È qui che il mio materialismo vacilla. In effetti la passione amorosa è quanto di più vicino ci sia all’estasi e alla perdizione. Innamorati, perdiamo la cognizione della realtà, il senso della misura, la logica del cosiddetto buonsenso, e questo è meraviglioso. Quando torniamo all’hic et nunc ci sorprendiamo di come abbiamo agito e di cosa siamo stati capaci di fare durante quella parentesi di obnubilamento terribile e favoloso. Una volta in un romanzo, mi sembra che fosse L’americano tranquillo di Graham Greene, ma potrei sbagliarmi, lessi una frase che mi colpì e ci penso ancora adesso, sul fatto che l’amore è un’invenzione della civiltà occidentale, e ad esempio in Estremo Oriente, dove è ambientato il romanzo, l’amore romantico come l’intendiamo noi non si concepisce. Una osservazione che porta a riconsiderare l’amore come una passione eterna che è nata e morirà con l’umanità. Pensare che invece sia un portato culturale anziché antropologico suscita un certo malessere, mette in crisi le nostre certezze. Detto ciò, siamo figli della nostra cultura e l’amore resta per noi l’esperienza più sconvolgente che possiamo provare in questa nostra insensata e caotica esistenza. Un sentimento che ha ispirato e sostanziato creazioni immortali dell’arte, della poesia, della letteratura, della musica. Non potremmo mai rinunciare alle sue gioie e ai suoi affanni.
Chi sono i tuoi modelli, i tuoi autori preferiti, gli scrittori che hai amato leggere e che leggi ancora oggi?

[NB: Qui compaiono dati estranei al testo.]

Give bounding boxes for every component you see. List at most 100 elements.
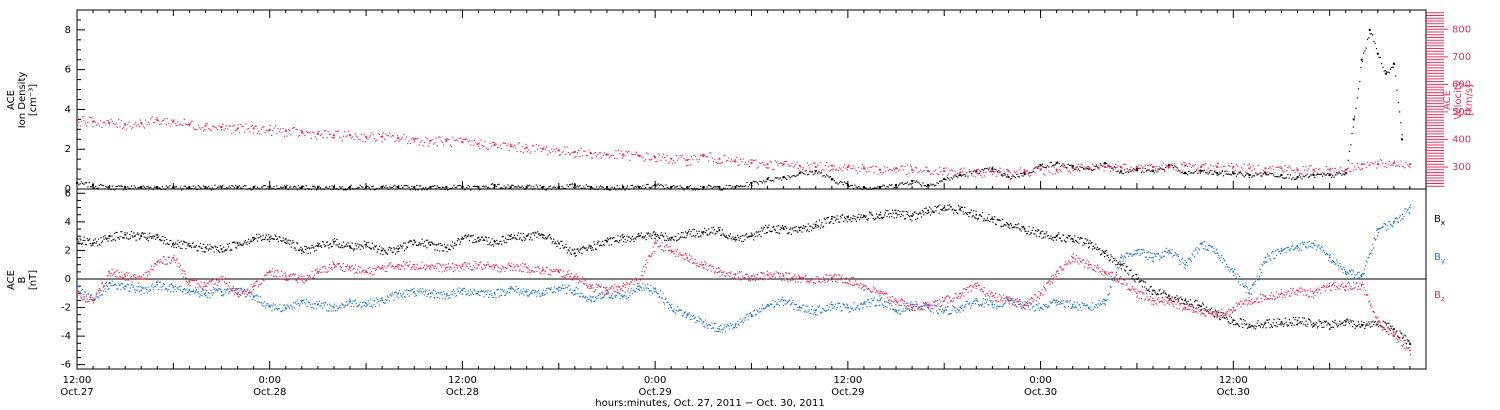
data-point (966, 213, 968, 216)
data-point (573, 294, 575, 296)
data-point (1409, 166, 1411, 169)
data-point (137, 289, 139, 291)
data-point (1022, 172, 1024, 174)
data-point (1230, 174, 1232, 176)
velocity-tick-label: 500 (1452, 107, 1471, 118)
data-point (223, 246, 225, 248)
data-point (1393, 331, 1395, 333)
data-point (168, 186, 170, 188)
data-point (162, 242, 165, 244)
data-point (540, 150, 542, 153)
data-point (244, 239, 247, 242)
data-point (425, 289, 427, 291)
data-point (790, 177, 792, 179)
data-point (341, 140, 343, 142)
data-point (479, 294, 481, 297)
data-point (235, 185, 237, 187)
data-point (322, 137, 324, 139)
data-point (733, 188, 735, 190)
data-point (569, 184, 571, 186)
data-point (1325, 320, 1327, 322)
data-point (576, 248, 578, 250)
data-point (644, 186, 647, 189)
data-point (1049, 237, 1051, 240)
data-point (606, 237, 609, 239)
data-point (998, 172, 1000, 174)
data-point (134, 122, 137, 124)
data-point (1373, 321, 1376, 323)
data-point (213, 188, 215, 191)
data-point (611, 186, 613, 188)
data-point (560, 240, 562, 243)
data-point (189, 293, 191, 296)
data-point (456, 294, 458, 297)
data-point (1383, 70, 1385, 72)
data-point (508, 149, 510, 151)
data-point (118, 284, 120, 287)
data-point (636, 235, 638, 238)
data-point (1393, 160, 1396, 162)
data-point (395, 291, 397, 294)
data-point (1081, 166, 1083, 169)
data-point (123, 126, 125, 128)
data-point (386, 134, 388, 137)
data-point (582, 245, 585, 248)
data-point (105, 237, 107, 239)
data-point (129, 237, 132, 239)
data-point (508, 187, 510, 190)
data-point (309, 132, 311, 134)
data-point (348, 130, 350, 132)
data-point (1399, 330, 1401, 332)
data-point (199, 246, 201, 248)
data-point (222, 295, 224, 297)
data-point (1162, 162, 1164, 165)
data-point (912, 182, 914, 184)
data-point (167, 243, 169, 246)
data-point (231, 184, 233, 187)
data-point (321, 307, 324, 309)
data-point (283, 309, 285, 311)
data-point (840, 168, 842, 170)
data-point (421, 238, 423, 240)
data-point (233, 124, 235, 126)
data-point (609, 238, 611, 240)
data-point (165, 243, 167, 245)
data-point (926, 213, 928, 215)
data-point (414, 295, 416, 297)
data-point (498, 296, 500, 298)
data-point (1080, 166, 1082, 168)
data-point (555, 288, 557, 290)
data-point (1232, 168, 1234, 170)
data-point (1165, 293, 1167, 295)
data-point (679, 185, 681, 187)
data-point (606, 153, 608, 155)
data-point (439, 242, 442, 245)
data-point (179, 186, 181, 188)
data-point (92, 126, 94, 128)
data-point (166, 242, 169, 244)
data-point (243, 243, 245, 245)
data-point (1363, 52, 1365, 54)
data-point (975, 176, 977, 178)
data-point (814, 225, 817, 228)
data-point (143, 236, 145, 238)
data-point (1346, 168, 1348, 170)
data-point (410, 290, 412, 292)
data-point (301, 300, 303, 303)
data-point (1363, 163, 1365, 165)
data-point (381, 297, 383, 299)
data-point (462, 287, 464, 290)
data-point (495, 243, 497, 245)
data-point (1312, 173, 1315, 175)
data-point (557, 186, 560, 189)
data-point (657, 235, 659, 237)
data-point (403, 185, 405, 187)
data-point (907, 211, 909, 213)
data-point (569, 289, 571, 291)
data-point (1177, 299, 1180, 301)
data-point (164, 236, 166, 239)
data-point (713, 229, 715, 231)
data-point (470, 144, 472, 146)
data-point (878, 187, 880, 189)
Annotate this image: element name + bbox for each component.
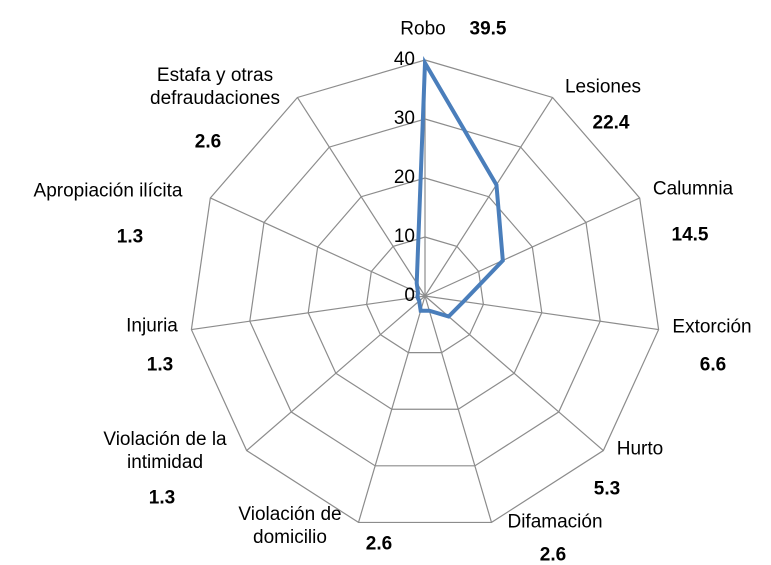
- grid-ring: [365, 236, 485, 354]
- category-label: Injuria: [126, 315, 178, 337]
- value-label: 1.3: [116, 226, 144, 248]
- value-label: 2.6: [194, 131, 222, 153]
- spoke: [424, 295, 604, 452]
- category-label: Estafa y otras defraudaciones: [150, 65, 280, 109]
- value-label: 39.5: [469, 18, 507, 40]
- category-label: Extorción: [672, 316, 752, 338]
- category-label: Hurto: [616, 438, 664, 460]
- spoke: [246, 295, 426, 452]
- y-tick-label: 40: [394, 49, 415, 70]
- spoke: [424, 197, 640, 297]
- category-label: Calumnia: [652, 178, 734, 200]
- value-label: 14.5: [671, 224, 709, 246]
- y-tick-label: 0: [404, 285, 415, 306]
- category-label: Apropiación ilícita: [33, 180, 183, 202]
- spoke: [424, 295, 659, 331]
- grid-ring: [190, 59, 660, 524]
- category-label: Lesiones: [564, 76, 642, 98]
- spoke: [424, 97, 554, 297]
- category-label: Violación de la intimidad: [103, 429, 227, 473]
- category-label: Difamación: [507, 511, 603, 533]
- value-label: 2.6: [539, 544, 567, 565]
- value-label: 22.4: [592, 112, 630, 134]
- category-label: Violación de domicilio: [238, 504, 342, 548]
- grid-ring: [307, 177, 543, 410]
- spoke: [357, 295, 426, 523]
- data-line: [414, 56, 505, 319]
- spoke: [424, 295, 493, 523]
- value-label: 1.3: [148, 487, 176, 509]
- y-tick-label: 20: [394, 167, 415, 188]
- category-label: Robo: [400, 18, 446, 40]
- value-label: 1.3: [146, 354, 174, 376]
- value-label: 5.3: [593, 478, 621, 500]
- y-tick-label: 30: [394, 108, 415, 129]
- spoke: [296, 97, 426, 297]
- y-tick-label: 10: [394, 226, 415, 247]
- value-label: 2.6: [365, 533, 393, 555]
- spoke: [191, 295, 426, 331]
- value-label: 6.6: [699, 354, 727, 376]
- spoke: [210, 197, 426, 297]
- grid-ring: [249, 118, 601, 467]
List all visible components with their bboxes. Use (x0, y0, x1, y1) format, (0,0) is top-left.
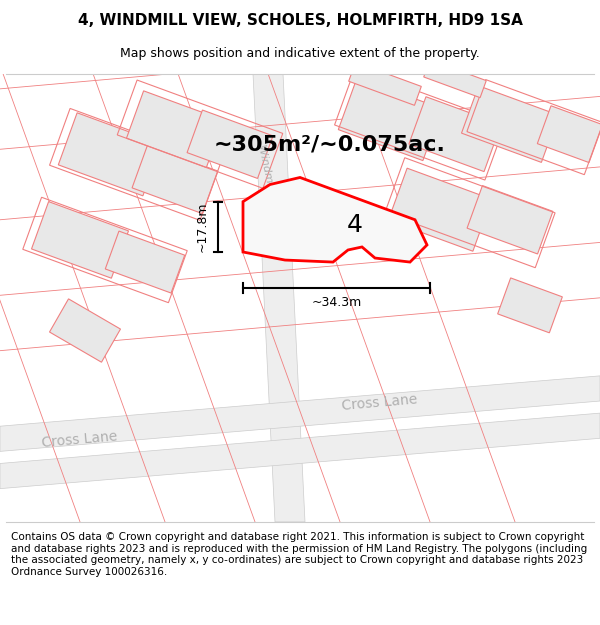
Polygon shape (58, 112, 161, 196)
Polygon shape (349, 62, 421, 106)
Text: 4, WINDMILL VIEW, SCHOLES, HOLMFIRTH, HD9 1SA: 4, WINDMILL VIEW, SCHOLES, HOLMFIRTH, HD… (77, 13, 523, 28)
Polygon shape (388, 168, 491, 251)
Polygon shape (105, 231, 185, 293)
Polygon shape (461, 86, 559, 162)
Polygon shape (409, 97, 501, 172)
Text: ~34.3m: ~34.3m (311, 296, 362, 309)
Polygon shape (132, 145, 218, 214)
Polygon shape (467, 186, 553, 254)
Polygon shape (187, 110, 273, 179)
Text: 4: 4 (347, 213, 363, 237)
Polygon shape (32, 202, 128, 278)
Text: ~305m²/~0.075ac.: ~305m²/~0.075ac. (214, 134, 446, 154)
Text: Windml View: Windml View (256, 143, 280, 216)
Polygon shape (538, 106, 600, 162)
Polygon shape (0, 413, 600, 489)
Text: Cross Lane: Cross Lane (41, 429, 118, 449)
Polygon shape (0, 376, 600, 451)
Polygon shape (50, 299, 121, 362)
Text: Map shows position and indicative extent of the property.: Map shows position and indicative extent… (120, 47, 480, 59)
Text: Contains OS data © Crown copyright and database right 2021. This information is : Contains OS data © Crown copyright and d… (11, 532, 587, 577)
Polygon shape (253, 74, 305, 522)
Polygon shape (424, 60, 486, 98)
Polygon shape (243, 177, 427, 262)
Polygon shape (497, 278, 562, 333)
Polygon shape (338, 78, 442, 161)
Polygon shape (127, 91, 223, 168)
Text: ~17.8m: ~17.8m (196, 202, 209, 252)
Text: Cross Lane: Cross Lane (341, 392, 418, 413)
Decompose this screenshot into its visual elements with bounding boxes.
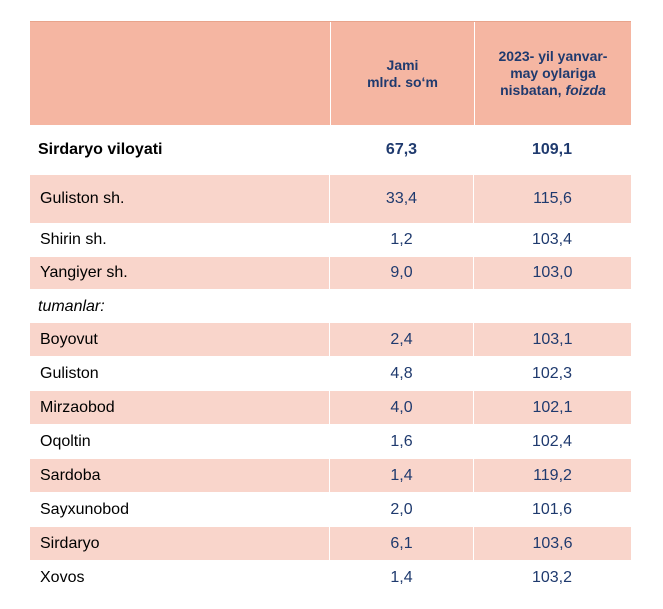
header-empty-cell <box>30 22 331 125</box>
table-row: Sardoba 1,4 119,2 <box>30 459 631 492</box>
row-percent: 119,2 <box>533 466 572 484</box>
row-name: Sardoba <box>30 459 330 492</box>
data-table: Jami mlrd. so‘m 2023- yil yanvar- may oy… <box>30 21 631 595</box>
row-percent: 103,6 <box>532 534 573 552</box>
header-percent-text: 2023- yil yanvar- may oylariga nisbatan, <box>498 48 608 98</box>
table-row: Sirdaryo 6,1 103,6 <box>30 527 631 560</box>
row-total: 2,4 <box>330 323 474 356</box>
row-total: 1,2 <box>390 231 413 248</box>
row-percent: 103,1 <box>532 330 573 348</box>
table-row: Mirzaobod 4,0 102,1 <box>30 391 631 424</box>
header-total-cell: Jami mlrd. so‘m <box>331 22 475 125</box>
row-name: Sayxunobod <box>30 500 330 519</box>
row-name: Guliston <box>30 364 330 383</box>
districts-label: tumanlar: <box>38 297 105 315</box>
header-percent-cell: 2023- yil yanvar- may oylariga nisbatan,… <box>475 22 631 125</box>
header-total-label: Jami mlrd. so‘m <box>367 56 438 90</box>
row-percent: 103,2 <box>531 568 573 586</box>
table-row: Guliston 4,8 102,3 <box>30 357 631 390</box>
row-name: Mirzaobod <box>30 391 330 424</box>
region-name: Sirdaryo viloyati <box>38 141 163 158</box>
row-percent: 101,6 <box>531 500 573 518</box>
table-row: Shirin sh. 1,2 103,4 <box>30 224 631 256</box>
row-percent: 103,4 <box>531 231 573 248</box>
row-name: Xovos <box>30 568 330 587</box>
row-percent: 102,1 <box>532 398 573 416</box>
row-total: 2,0 <box>390 500 413 518</box>
table-header: Jami mlrd. so‘m 2023- yil yanvar- may oy… <box>30 22 631 125</box>
row-total: 4,8 <box>390 364 413 382</box>
row-total: 1,6 <box>390 432 413 450</box>
row-total: 6,1 <box>330 527 474 560</box>
table-row: Guliston sh. 33,4 115,6 <box>30 175 631 223</box>
row-total: 1,4 <box>330 459 474 492</box>
table-row: Boyovut 2,4 103,1 <box>30 323 631 356</box>
row-total: 4,0 <box>330 391 474 424</box>
row-percent: 102,4 <box>531 432 573 450</box>
row-name: Boyovut <box>30 323 330 356</box>
row-total: 1,4 <box>390 568 413 586</box>
table-row: Yangiyer sh. 9,0 103,0 <box>30 257 631 289</box>
row-percent: 115,6 <box>533 190 572 207</box>
region-percent: 109,1 <box>531 141 573 158</box>
region-row: Sirdaryo viloyati 67,3 109,1 <box>30 125 631 175</box>
row-name: Sirdaryo <box>30 527 330 560</box>
row-percent: 103,0 <box>532 264 573 281</box>
row-total: 9,0 <box>330 257 474 289</box>
header-percent-label: 2023- yil yanvar- may oylariga nisbatan,… <box>499 48 608 99</box>
row-name: Guliston sh. <box>30 175 330 223</box>
row-name: Shirin sh. <box>30 231 330 249</box>
table-top-rule <box>30 21 631 22</box>
header-percent-italic: foizda <box>565 82 606 98</box>
table-row: Sayxunobod 2,0 101,6 <box>30 493 631 526</box>
row-percent: 102,3 <box>531 364 573 382</box>
row-name: Yangiyer sh. <box>30 257 330 289</box>
row-name: Oqoltin <box>30 432 330 451</box>
region-total: 67,3 <box>385 141 418 158</box>
row-total: 33,4 <box>330 175 474 223</box>
table-row: Oqoltin 1,6 102,4 <box>30 425 631 458</box>
table-row: Xovos 1,4 103,2 <box>30 561 631 594</box>
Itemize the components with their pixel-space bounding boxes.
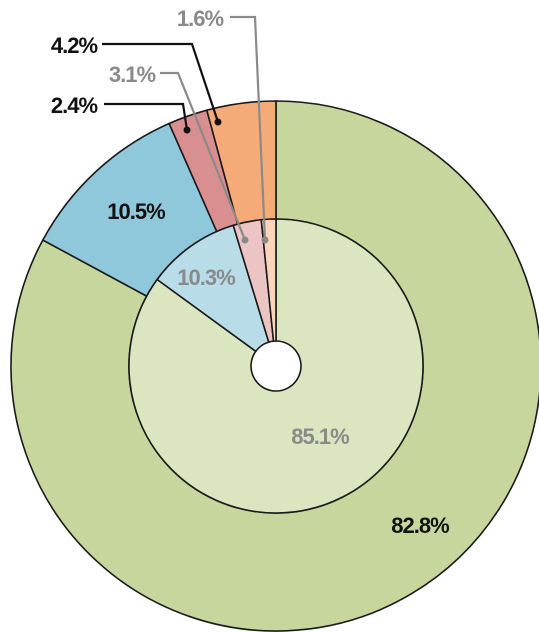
leader-line — [230, 15, 267, 241]
leader-line — [104, 102, 189, 131]
leader-dot — [214, 118, 222, 126]
donut-slice — [260, 218, 277, 343]
data-label: 4.2% — [51, 33, 98, 58]
leader-dot — [183, 126, 191, 134]
data-label: 1.6% — [177, 6, 224, 31]
donut-slice — [156, 224, 270, 353]
leader-line — [160, 71, 247, 241]
leader-dot — [261, 236, 269, 244]
leader-dot — [241, 236, 249, 244]
data-label: 10.5% — [107, 199, 165, 224]
data-label: 82.8% — [391, 513, 449, 538]
donut-slice — [128, 218, 424, 514]
data-label: 85.1% — [291, 424, 349, 449]
leader-line — [102, 42, 220, 123]
data-label: 2.4% — [51, 93, 98, 118]
data-label: 10.3% — [177, 265, 235, 290]
data-label: 3.1% — [109, 62, 156, 87]
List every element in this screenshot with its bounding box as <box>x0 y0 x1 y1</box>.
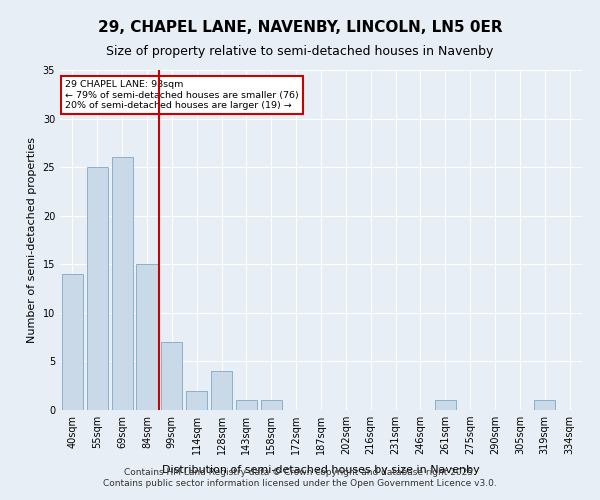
Text: Size of property relative to semi-detached houses in Navenby: Size of property relative to semi-detach… <box>106 45 494 58</box>
Bar <box>161 342 182 410</box>
Bar <box>261 400 282 410</box>
Bar <box>211 371 232 410</box>
Y-axis label: Number of semi-detached properties: Number of semi-detached properties <box>27 137 37 343</box>
X-axis label: Distribution of semi-detached houses by size in Navenby: Distribution of semi-detached houses by … <box>162 466 480 475</box>
Bar <box>435 400 456 410</box>
Text: 29, CHAPEL LANE, NAVENBY, LINCOLN, LN5 0ER: 29, CHAPEL LANE, NAVENBY, LINCOLN, LN5 0… <box>98 20 502 35</box>
Bar <box>534 400 555 410</box>
Bar <box>62 274 83 410</box>
Bar <box>136 264 158 410</box>
Text: 29 CHAPEL LANE: 98sqm
← 79% of semi-detached houses are smaller (76)
20% of semi: 29 CHAPEL LANE: 98sqm ← 79% of semi-deta… <box>65 80 299 110</box>
Bar <box>186 390 207 410</box>
Bar <box>87 167 108 410</box>
Text: Contains HM Land Registry data © Crown copyright and database right 2025.
Contai: Contains HM Land Registry data © Crown c… <box>103 468 497 487</box>
Bar <box>112 158 133 410</box>
Bar <box>236 400 257 410</box>
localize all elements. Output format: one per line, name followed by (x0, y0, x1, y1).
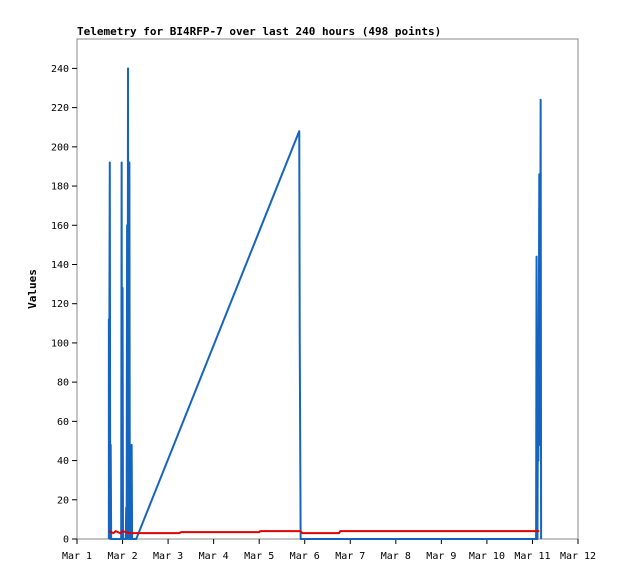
y-tick-label: 180 (51, 182, 69, 193)
y-tick-label: 80 (57, 378, 69, 389)
series-group (107, 67, 543, 540)
y-tick-label: 220 (51, 103, 69, 114)
y-tick-label: 120 (51, 299, 69, 310)
x-tick-label: Mar 12 (560, 551, 596, 562)
y-tick-label: 240 (51, 64, 69, 75)
x-tick-label: Mar 3 (153, 551, 183, 562)
x-tick-label: Mar 1 (62, 551, 92, 562)
series-line-1 (108, 530, 540, 535)
plot-frame (76, 38, 579, 540)
chart-title: Telemetry for BI4RFP-7 over last 240 hou… (77, 25, 441, 38)
x-tick-label: Mar 4 (199, 551, 229, 562)
x-tick-label: Mar 6 (290, 551, 320, 562)
x-tick-label: Mar 10 (469, 551, 505, 562)
x-tick-label: Mar 11 (514, 551, 550, 562)
y-tick-label: 0 (63, 535, 69, 546)
y-axis: 0 20 40 60 80 100 120 140 160 180 200 220 240 (51, 64, 77, 546)
y-axis-label: Values (26, 269, 39, 309)
x-tick-label: Mar 2 (107, 551, 137, 562)
x-axis: Mar 1 Mar 2 Mar 3 Mar 4 Mar 5 Mar 6 Mar 7 Mar 8… (62, 539, 596, 562)
y-tick-label: 160 (51, 221, 69, 232)
y-tick-label: 140 (51, 260, 69, 271)
y-tick-label: 40 (57, 456, 69, 467)
x-tick-label: Mar 8 (381, 551, 411, 562)
series-line-0 (107, 67, 543, 540)
x-tick-label: Mar 7 (335, 551, 365, 562)
y-tick-label: 20 (57, 495, 69, 506)
y-tick-label: 200 (51, 142, 69, 153)
x-tick-label: Mar 5 (244, 551, 274, 562)
y-tick-label: 100 (51, 338, 69, 349)
x-tick-label: Mar 9 (426, 551, 456, 562)
y-tick-label: 60 (57, 417, 69, 428)
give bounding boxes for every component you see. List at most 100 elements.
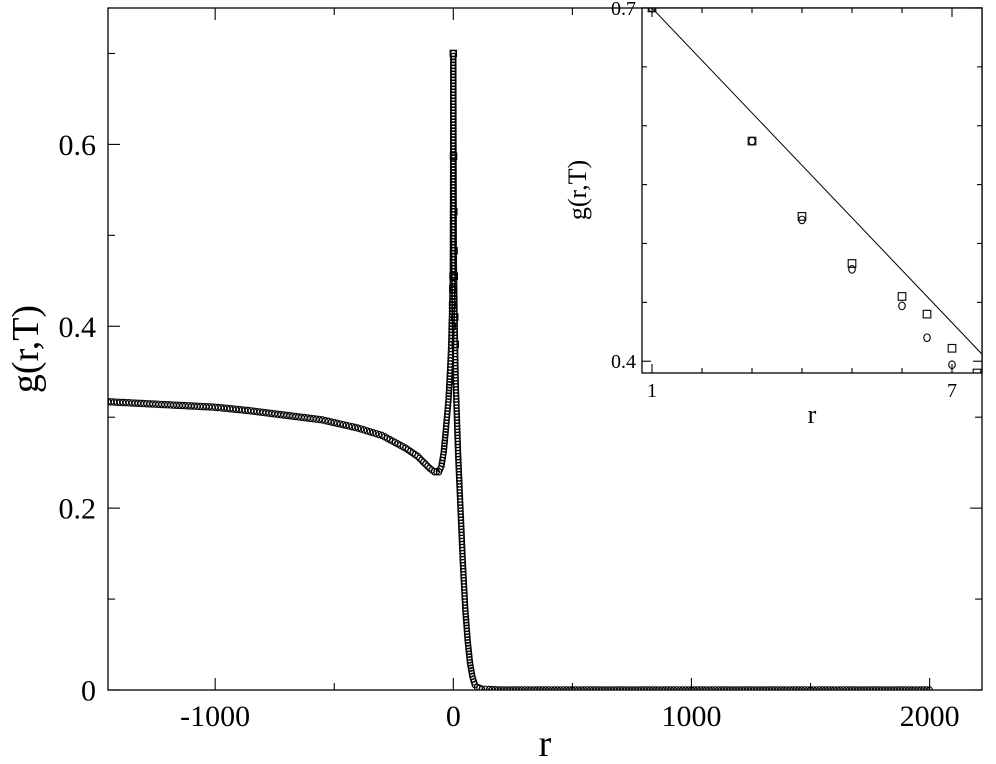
main-plot: -1000 0 1000 2000 0 0.2 0.4 0.6 r g(r,T) [5,7,983,764]
main-point-circle [274,410,281,418]
main-point-circle [333,419,341,428]
main-point-circle [463,621,470,630]
inset-fit-line [651,8,982,355]
main-point-circle [416,454,423,463]
main-point-circle [478,685,486,690]
inset-y-tick-label: 0.4 [611,351,636,373]
main-point-circle [357,425,365,433]
main-point-circle [271,410,278,418]
main-point-circle [463,624,471,633]
main-y-tick-label: 0.4 [59,311,97,344]
main-point-circle [298,413,305,422]
main-point-circle [463,630,471,638]
main-point-circle [442,428,449,436]
main-x-tick-label: -1000 [180,700,250,733]
main-point-circle [375,430,383,439]
main-point-circle [463,618,470,627]
main-point-circle [313,415,320,423]
main-point-square [450,313,459,321]
main-point-circle [414,452,421,461]
main-point-circle [342,421,350,430]
main-x-tick-label: 0 [446,700,461,733]
inset-point-circle [923,333,931,343]
main-data-points [108,49,933,690]
main-point-circle [446,378,453,386]
inset-point-circle [948,360,956,370]
main-point-circle [345,422,353,430]
inset-point-square [847,259,857,268]
main-y-tick-label: 0.6 [59,129,97,162]
main-point-circle [445,389,453,398]
main-point-circle [280,411,287,419]
inset-x-tick-label: 1 [647,380,657,402]
main-point-circle [348,422,356,431]
main-point-circle [292,412,299,421]
inset-x-axis-title: r [808,400,817,429]
main-point-circle [330,418,338,427]
inset-plot-frame [641,7,983,374]
main-point-square [448,322,457,331]
main-point-circle [446,381,453,389]
main-point-square [451,340,459,349]
main-point-circle [256,408,264,416]
main-point-circle [366,427,374,436]
main-point-square [450,247,458,255]
main-point-circle [462,613,470,621]
main-x-axis-title: r [539,723,552,764]
main-point-circle [289,412,296,420]
main-x-tick-label: 1000 [661,700,721,733]
inset-point-square [972,368,982,373]
main-point-circle [277,410,284,419]
main-point-circle [462,607,469,615]
main-point-circle [262,408,270,417]
main-point-circle [265,409,273,417]
inset-y-axis-title: g(r,T) [563,160,592,220]
main-point-circle [319,416,326,424]
main-point-circle [369,428,377,437]
main-point-circle [247,407,255,415]
main-point-circle [445,386,453,395]
main-y-axis-title: g(r,T) [5,305,47,393]
main-point-circle [372,429,380,438]
main-point-circle [295,413,302,421]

Credo che come per tutte le passioni della vita, l’adolescenza sia l’età in cui si forma il nostro gusto anche in ambito letterario. Nel corso dell’esistenza conosceremo centinaia di altri scrittori, di altre opere, ma le letture che ci hanno formato e che portiamo dentro di noi risalgono agli anni incantati e tormentosi della crescita, quando tutto appare ingigantito e le nostre facoltà sono tese allo spasimo. In quegli anni ho avuto la fortuna di imbattermi nei capolavori di Dostoevskij, e considero I fratelli Karamazov il romanzo della mia vita, che non cesso di rileggere e che continua a dirmi cose nuove dopo quasi quarant’anni da quando l’ho aperto la prima volta. Poi, gli scrittori che amo sono tanti, di ogni genere e livello, con predilezione per i romanzi classici e moderni, e tra quelli di genere i gialli, i noir e gli storici. Tra i contemporanei ammiro Natalia Ginzburg e Italo Calvino, Umberto Eco e James Ellroy, mi piacciono Scurati e Camilleri, i thriller di Stieg Larsson ed Henning Mankell, Fred Vargas e Alicia Gimenez-Bartlett. Leggo saggi storici per conoscere, per prepararmi ai romanzi futuri, e leggo per evasione gli autori che mi coinvolgono emotivamente e mi divertono.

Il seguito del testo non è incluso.